E para os pacientes que respondem à ECT, ela substitui o lítio?

A ECT pode ser adotada como tratamento agudo e como tratamento de continuação e de manutenção. Até agora demos ênfase ao seu uso no tratamento agudo dos transtornos do humor. Em muitos casos, a ECT é adotada como tratamento de manutenção. Nestes casos, as aplicações de ECT são espaçadas e, de acordo com o critério clínico, podem ser adotadas aplicações semanais, quinzenais e mensais. Em alguns casos, principalmente nos casos de depressão unipolar, a ECT pode ser empregada isoladamente como tratamento de manutenção. Em outros, entretanto, deve-se manter o tratamento associado, ou seja: os estabilizadores do humor, como o lítio são mantidos, e a medicação é suspensa apenas um ou dois dias antes da aplicação da ECT de manutenção, e depois reintroduzida. É muito importante ressaltar que a conduta, nesses casos, deve ser individualizada; o psiquiatra que acompanha o caso indica o tratamento de manutenção mais adequado.

A ECT causa lesão cerebral? Quais são os efeitos colaterais da ECT?

Alguns mitos e crenças ainda são associados à ECT, mas muitos puderam ser desfeitos nos últimos anos. Estudos recentes comprovaram que a ECT não leva a danos cerebrais. Os principais efeitos colaterais, depois das aplicações são dores de cabeça, náuseas, e que na maior parte dos casos melhoram com o uso de medicamentos. Os efeitos sobre a memória estão associados a tratamentos prolongados, com um maior número de aplicações, e são raros os casos em que dura mais de seis meses.

Como é visto hoje, o tratamento com a ECT?

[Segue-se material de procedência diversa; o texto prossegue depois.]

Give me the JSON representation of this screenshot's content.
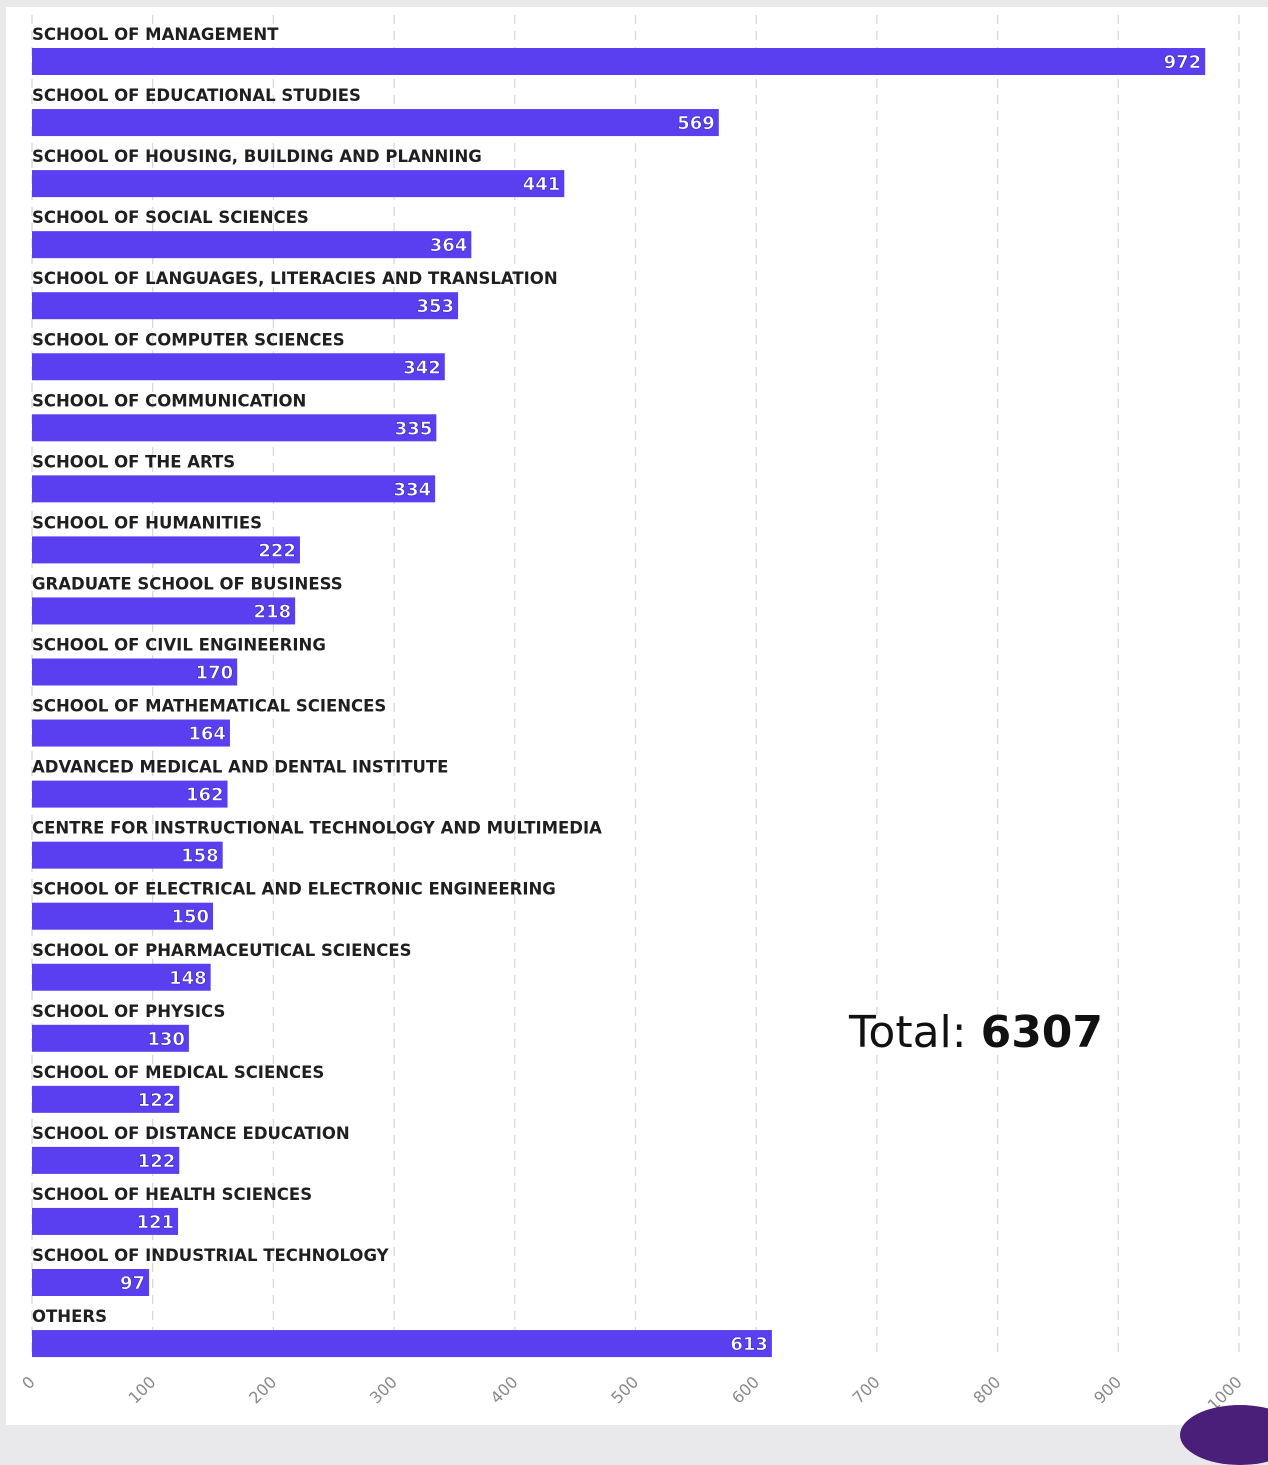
{
  "chart_data": {
    "type": "bar",
    "orientation": "horizontal",
    "categories": [
      "SCHOOL OF MANAGEMENT",
      "SCHOOL OF EDUCATIONAL STUDIES",
      "SCHOOL OF HOUSING, BUILDING AND PLANNING",
      "SCHOOL OF SOCIAL SCIENCES",
      "SCHOOL OF LANGUAGES, LITERACIES AND TRANSLATION",
      "SCHOOL OF COMPUTER SCIENCES",
      "SCHOOL OF COMMUNICATION",
      "SCHOOL OF THE ARTS",
      "SCHOOL OF HUMANITIES",
      "GRADUATE SCHOOL OF BUSINESS",
      "SCHOOL OF CIVIL ENGINEERING",
      "SCHOOL OF MATHEMATICAL SCIENCES",
      "ADVANCED MEDICAL AND DENTAL INSTITUTE",
      "CENTRE FOR INSTRUCTIONAL TECHNOLOGY AND MULTIMEDIA",
      "SCHOOL OF ELECTRICAL AND ELECTRONIC ENGINEERING",
      "SCHOOL OF PHARMACEUTICAL SCIENCES",
      "SCHOOL OF PHYSICS",
      "SCHOOL OF MEDICAL SCIENCES",
      "SCHOOL OF DISTANCE EDUCATION",
      "SCHOOL OF HEALTH SCIENCES",
      "SCHOOL OF INDUSTRIAL TECHNOLOGY",
      "OTHERS"
    ],
    "values": [
      972,
      569,
      441,
      364,
      353,
      342,
      335,
      334,
      222,
      218,
      170,
      164,
      162,
      158,
      150,
      148,
      130,
      122,
      122,
      121,
      97,
      613
    ],
    "xlim": [
      0,
      1000
    ],
    "xticks": [
      "0",
      "100",
      "200",
      "300",
      "400",
      "500",
      "600",
      "700",
      "800",
      "900",
      "1000"
    ],
    "grid": true,
    "bar_color": "#5a3ff0",
    "xlabel": "",
    "ylabel": ""
  },
  "total": {
    "label": "Total: ",
    "value": "6307"
  }
}
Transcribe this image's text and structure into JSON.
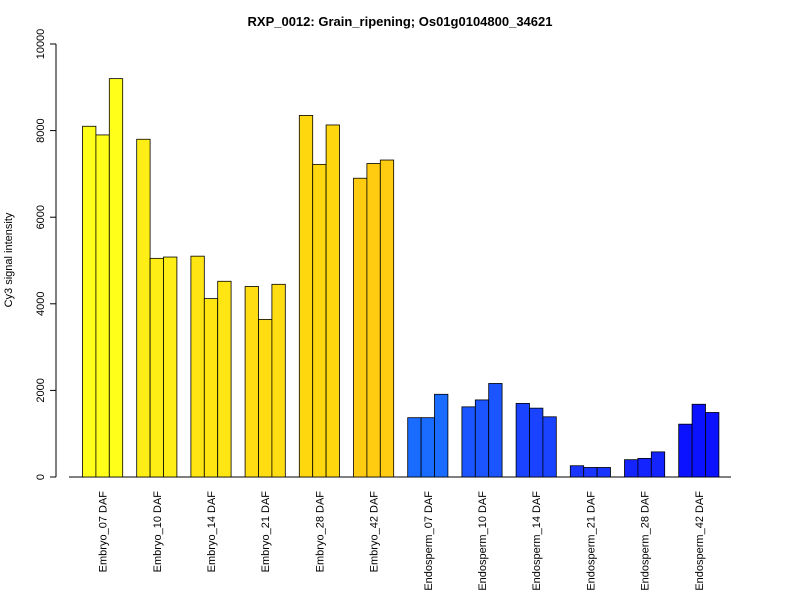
{
  "chart_data": {
    "type": "bar",
    "title": "RXP_0012: Grain_ripening; Os01g0104800_34621",
    "xlabel": "",
    "ylabel": "Cy3 signal intensity",
    "ylim": [
      0,
      10000
    ],
    "yticks": [
      0,
      2000,
      4000,
      6000,
      8000,
      10000
    ],
    "grid": false,
    "legend": "none",
    "categories": [
      "Embryo_07 DAF",
      "Embryo_10 DAF",
      "Embryo_14 DAF",
      "Embryo_21 DAF",
      "Embryo_28 DAF",
      "Embryo_42 DAF",
      "Endosperm_07 DAF",
      "Endosperm_10 DAF",
      "Endosperm_14 DAF",
      "Endosperm_21 DAF",
      "Endosperm_28 DAF",
      "Endosperm_42 DAF"
    ],
    "groups": [
      {
        "color": "#FFFF1A",
        "values": [
          8100,
          7900,
          9200
        ]
      },
      {
        "color": "#FFEE16",
        "values": [
          7800,
          5050,
          5080
        ]
      },
      {
        "color": "#FFE512",
        "values": [
          5100,
          4120,
          4520
        ]
      },
      {
        "color": "#FFDD12",
        "values": [
          4400,
          3640,
          4450
        ]
      },
      {
        "color": "#FFD70F",
        "values": [
          8350,
          7220,
          8130
        ]
      },
      {
        "color": "#FFCC11",
        "values": [
          6900,
          7240,
          7320
        ]
      },
      {
        "color": "#1A6BFF",
        "values": [
          1370,
          1370,
          1910
        ]
      },
      {
        "color": "#1A55FF",
        "values": [
          1620,
          1780,
          2160
        ]
      },
      {
        "color": "#1A43FF",
        "values": [
          1700,
          1590,
          1390
        ]
      },
      {
        "color": "#1A35FF",
        "values": [
          260,
          220,
          220
        ]
      },
      {
        "color": "#1424FF",
        "values": [
          400,
          430,
          580
        ]
      },
      {
        "color": "#0A12FF",
        "values": [
          1220,
          1680,
          1490
        ]
      }
    ]
  }
}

Embora os progressos na técnica ofereçam maior segurança, a ECT ainda é um procedimento temido pelos pacientes. Ainda não se desvencilhou da roupagem antiga, do “bicho de sete cabeças”, da imagem de tortura, de castigo. Por desinformação, por falta de esclarecimento, a ECT é muitas vezes negada como alternativa de tratamento. Por outro lado, são inúmeros os casos de pacientes e familiares que demonstram sua satisfação com o tratamento, e manifestam o desejo de a ele se submeterem novamente, se necessário. Por estas razões, centros universitários no mundo todo, hoje, se esforçam pela padronização da técnica, pela formação de profissionais capacitados para sua realização, buscam informar adequadamente os pacientes e seus familiares (com vídeos, palestras, material educativo, esclarecimentos), dentro do que prescrevem os princípios éticos, e promovem pesquisas que visam aprimorar, ainda mais, a ECT.